Perhaps the most poignant point which Sowell makes is that while every ethnicity has at one time been enslaved, and in turn enslaved others, it was only in the West that this temptation to enslave our fellow man was overcome. It was the cause of liberty which ensured the eventual end of slavery not only in the West but (almost) throughout the whole world. Ironically, it is in places where Western values are not predominant that slavery still exists (I would assert it would be more accurate to say Christian ethics). However, current narratives regarding race/slavery would have us believe that America's founders simply perpetuated/entrenched slavery, rather than planting the seeds of liberty which would grow the fruit of abolition of the institution of slavery. This book is a potent antidote to the woke-sorcery which has beguiled our universities, press, and culture.
"What the rednecks or crackers brought with them across the ocean was a whole constellation of attitudes, values, and behavior patterns that might have made sense in the world in which they had lived for centuries, but which would prove to be counterproductive in the world to which they were going—and counterproductive to the blacks who would live in their midst for centuries before emerging into freedom and migrating to the great urban centers of the United States, taking with them similar values.

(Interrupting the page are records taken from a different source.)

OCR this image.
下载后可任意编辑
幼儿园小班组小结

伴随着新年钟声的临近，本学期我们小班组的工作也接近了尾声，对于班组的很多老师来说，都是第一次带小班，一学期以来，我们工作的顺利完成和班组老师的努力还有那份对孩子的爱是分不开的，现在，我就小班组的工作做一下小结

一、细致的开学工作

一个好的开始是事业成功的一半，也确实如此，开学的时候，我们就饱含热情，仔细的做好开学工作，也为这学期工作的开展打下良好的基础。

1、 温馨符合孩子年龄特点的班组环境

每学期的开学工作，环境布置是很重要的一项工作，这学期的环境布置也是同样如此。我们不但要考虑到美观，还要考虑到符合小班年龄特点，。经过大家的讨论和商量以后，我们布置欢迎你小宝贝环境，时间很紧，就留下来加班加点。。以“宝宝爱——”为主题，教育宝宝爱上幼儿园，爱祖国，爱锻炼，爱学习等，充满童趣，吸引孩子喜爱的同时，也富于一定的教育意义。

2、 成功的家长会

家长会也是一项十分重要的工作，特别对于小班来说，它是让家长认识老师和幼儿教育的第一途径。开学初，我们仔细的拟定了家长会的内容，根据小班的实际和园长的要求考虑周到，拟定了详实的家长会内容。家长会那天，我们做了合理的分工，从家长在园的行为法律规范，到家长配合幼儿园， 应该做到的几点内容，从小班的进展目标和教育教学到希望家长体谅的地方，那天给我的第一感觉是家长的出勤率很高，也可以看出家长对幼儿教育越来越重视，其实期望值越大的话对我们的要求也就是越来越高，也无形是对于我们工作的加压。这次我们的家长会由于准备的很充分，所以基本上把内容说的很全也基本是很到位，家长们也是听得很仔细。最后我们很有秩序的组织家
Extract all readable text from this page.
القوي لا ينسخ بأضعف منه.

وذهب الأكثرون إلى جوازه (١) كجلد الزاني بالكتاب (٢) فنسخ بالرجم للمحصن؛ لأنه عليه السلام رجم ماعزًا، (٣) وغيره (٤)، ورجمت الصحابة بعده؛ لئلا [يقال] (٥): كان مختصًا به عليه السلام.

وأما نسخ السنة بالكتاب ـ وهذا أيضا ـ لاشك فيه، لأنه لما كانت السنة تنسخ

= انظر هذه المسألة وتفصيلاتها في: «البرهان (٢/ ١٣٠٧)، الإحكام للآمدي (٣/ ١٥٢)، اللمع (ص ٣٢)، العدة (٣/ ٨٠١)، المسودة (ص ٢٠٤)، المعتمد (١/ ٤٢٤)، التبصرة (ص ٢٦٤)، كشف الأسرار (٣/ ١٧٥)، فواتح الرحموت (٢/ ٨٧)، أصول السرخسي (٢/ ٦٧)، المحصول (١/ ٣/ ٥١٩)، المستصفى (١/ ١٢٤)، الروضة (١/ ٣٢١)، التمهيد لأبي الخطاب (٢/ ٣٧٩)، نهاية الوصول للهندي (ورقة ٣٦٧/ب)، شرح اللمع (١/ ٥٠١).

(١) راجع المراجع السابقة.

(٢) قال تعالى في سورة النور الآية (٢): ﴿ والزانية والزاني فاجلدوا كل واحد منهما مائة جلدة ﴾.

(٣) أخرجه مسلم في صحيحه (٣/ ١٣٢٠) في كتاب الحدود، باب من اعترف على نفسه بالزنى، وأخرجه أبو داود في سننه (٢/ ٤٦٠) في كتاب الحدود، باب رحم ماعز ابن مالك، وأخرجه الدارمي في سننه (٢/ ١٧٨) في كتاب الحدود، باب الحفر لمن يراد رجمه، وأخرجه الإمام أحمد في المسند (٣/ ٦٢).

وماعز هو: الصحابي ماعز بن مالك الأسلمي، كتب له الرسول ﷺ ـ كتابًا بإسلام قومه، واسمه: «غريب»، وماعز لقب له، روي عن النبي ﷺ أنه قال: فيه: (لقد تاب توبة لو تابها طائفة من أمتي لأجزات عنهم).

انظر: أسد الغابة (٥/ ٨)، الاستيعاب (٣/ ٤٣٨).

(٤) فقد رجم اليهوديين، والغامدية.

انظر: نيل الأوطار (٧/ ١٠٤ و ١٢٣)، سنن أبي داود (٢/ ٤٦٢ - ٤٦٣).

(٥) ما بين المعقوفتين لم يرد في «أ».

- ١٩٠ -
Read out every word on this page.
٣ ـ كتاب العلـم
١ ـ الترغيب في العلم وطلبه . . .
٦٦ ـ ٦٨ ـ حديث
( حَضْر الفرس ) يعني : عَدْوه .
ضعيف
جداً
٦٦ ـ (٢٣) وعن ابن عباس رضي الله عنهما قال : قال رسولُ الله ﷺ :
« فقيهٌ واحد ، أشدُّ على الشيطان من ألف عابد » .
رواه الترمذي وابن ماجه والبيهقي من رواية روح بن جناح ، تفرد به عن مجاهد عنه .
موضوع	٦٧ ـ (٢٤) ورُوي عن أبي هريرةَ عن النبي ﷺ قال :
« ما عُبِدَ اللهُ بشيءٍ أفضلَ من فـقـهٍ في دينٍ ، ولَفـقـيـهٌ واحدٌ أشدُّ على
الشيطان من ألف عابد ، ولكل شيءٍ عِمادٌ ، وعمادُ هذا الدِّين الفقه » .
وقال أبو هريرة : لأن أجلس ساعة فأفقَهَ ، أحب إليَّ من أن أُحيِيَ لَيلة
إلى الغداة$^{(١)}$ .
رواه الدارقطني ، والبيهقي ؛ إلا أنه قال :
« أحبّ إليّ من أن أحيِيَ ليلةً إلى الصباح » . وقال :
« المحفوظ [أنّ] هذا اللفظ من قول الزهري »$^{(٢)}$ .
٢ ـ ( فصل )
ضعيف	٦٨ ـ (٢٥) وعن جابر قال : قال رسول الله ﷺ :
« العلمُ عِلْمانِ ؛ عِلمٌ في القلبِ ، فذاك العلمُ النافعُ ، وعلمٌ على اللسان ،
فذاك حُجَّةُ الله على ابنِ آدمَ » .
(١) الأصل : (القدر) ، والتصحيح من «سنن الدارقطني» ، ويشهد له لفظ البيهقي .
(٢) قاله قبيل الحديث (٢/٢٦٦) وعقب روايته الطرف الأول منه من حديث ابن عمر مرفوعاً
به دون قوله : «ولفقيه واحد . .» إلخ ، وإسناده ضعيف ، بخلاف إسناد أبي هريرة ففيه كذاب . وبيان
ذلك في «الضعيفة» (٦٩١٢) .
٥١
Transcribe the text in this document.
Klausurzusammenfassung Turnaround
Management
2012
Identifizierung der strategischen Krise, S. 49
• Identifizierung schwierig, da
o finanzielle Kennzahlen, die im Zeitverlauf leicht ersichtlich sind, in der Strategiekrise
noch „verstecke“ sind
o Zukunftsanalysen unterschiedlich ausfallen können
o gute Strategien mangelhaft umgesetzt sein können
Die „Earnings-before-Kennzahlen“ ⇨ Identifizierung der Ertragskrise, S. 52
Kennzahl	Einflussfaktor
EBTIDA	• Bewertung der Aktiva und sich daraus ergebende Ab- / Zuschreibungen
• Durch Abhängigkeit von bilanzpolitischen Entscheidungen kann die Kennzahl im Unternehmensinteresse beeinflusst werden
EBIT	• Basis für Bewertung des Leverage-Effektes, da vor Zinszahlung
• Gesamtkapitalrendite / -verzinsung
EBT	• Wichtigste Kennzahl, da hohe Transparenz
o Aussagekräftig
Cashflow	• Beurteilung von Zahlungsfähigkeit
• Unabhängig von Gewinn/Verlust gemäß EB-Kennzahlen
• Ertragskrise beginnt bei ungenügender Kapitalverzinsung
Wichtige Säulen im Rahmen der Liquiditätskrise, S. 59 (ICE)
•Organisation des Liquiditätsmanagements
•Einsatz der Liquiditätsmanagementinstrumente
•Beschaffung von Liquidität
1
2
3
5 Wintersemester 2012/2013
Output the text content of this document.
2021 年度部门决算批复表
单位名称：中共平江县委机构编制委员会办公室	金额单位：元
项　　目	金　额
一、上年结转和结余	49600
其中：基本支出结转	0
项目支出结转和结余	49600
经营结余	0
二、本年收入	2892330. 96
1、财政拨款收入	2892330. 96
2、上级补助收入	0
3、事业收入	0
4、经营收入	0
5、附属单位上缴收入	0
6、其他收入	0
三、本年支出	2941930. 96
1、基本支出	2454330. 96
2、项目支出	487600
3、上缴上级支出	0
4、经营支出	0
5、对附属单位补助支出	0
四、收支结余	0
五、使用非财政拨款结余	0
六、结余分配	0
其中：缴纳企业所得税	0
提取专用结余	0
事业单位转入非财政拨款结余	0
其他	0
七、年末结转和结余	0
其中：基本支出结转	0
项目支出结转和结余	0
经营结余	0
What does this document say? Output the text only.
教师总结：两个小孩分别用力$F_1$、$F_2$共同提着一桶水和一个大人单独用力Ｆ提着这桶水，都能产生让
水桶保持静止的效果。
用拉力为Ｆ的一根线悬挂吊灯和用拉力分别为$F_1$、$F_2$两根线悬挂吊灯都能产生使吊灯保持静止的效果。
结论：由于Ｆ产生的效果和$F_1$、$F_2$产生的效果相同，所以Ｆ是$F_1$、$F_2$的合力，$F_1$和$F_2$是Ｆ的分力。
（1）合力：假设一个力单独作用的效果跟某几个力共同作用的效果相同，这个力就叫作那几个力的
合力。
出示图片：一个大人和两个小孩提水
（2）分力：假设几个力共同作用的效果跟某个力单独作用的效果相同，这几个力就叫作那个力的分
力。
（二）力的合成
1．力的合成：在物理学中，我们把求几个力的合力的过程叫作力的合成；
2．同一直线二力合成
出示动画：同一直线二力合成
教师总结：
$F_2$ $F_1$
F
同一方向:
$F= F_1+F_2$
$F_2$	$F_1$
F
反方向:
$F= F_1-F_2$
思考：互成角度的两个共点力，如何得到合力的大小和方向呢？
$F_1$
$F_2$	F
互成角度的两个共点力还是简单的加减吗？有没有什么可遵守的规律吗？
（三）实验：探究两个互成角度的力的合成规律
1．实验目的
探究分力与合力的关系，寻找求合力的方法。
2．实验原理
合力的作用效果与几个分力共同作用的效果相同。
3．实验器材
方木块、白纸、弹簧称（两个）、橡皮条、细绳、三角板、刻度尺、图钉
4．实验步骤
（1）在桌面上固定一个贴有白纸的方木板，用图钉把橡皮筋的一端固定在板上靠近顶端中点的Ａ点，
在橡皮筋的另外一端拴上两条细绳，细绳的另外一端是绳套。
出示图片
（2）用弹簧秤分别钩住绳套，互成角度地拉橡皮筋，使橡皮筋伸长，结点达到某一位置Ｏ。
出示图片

The cultural values and social patterns prevalent among Southern whites included [See Grady McWhiney's Cracker Culture, 1988] an aversion to work, proneness to violence, neglect of education, sexual promiscuity, improvidence, drunkenness, lack of entrepreneurship, reckless searches for excitement, lively music and dance, and a style of religious oratory marked by strident rhetoric, unbridled emotions, and flamboyant imagery. This oratorical style carried over into the political oratory of the region in both the Jim Crow era and the civil rights era, and has continued on into our own times among black politicians, preachers, and activists. Touchy pride, vanity, and boastful self-dramatization were also part of this redneck culture among people from regions of Britain where the civilization was the least developed. They boast and lack self-restraint, Olmsted said, after observing their descendants in the American antebellum South."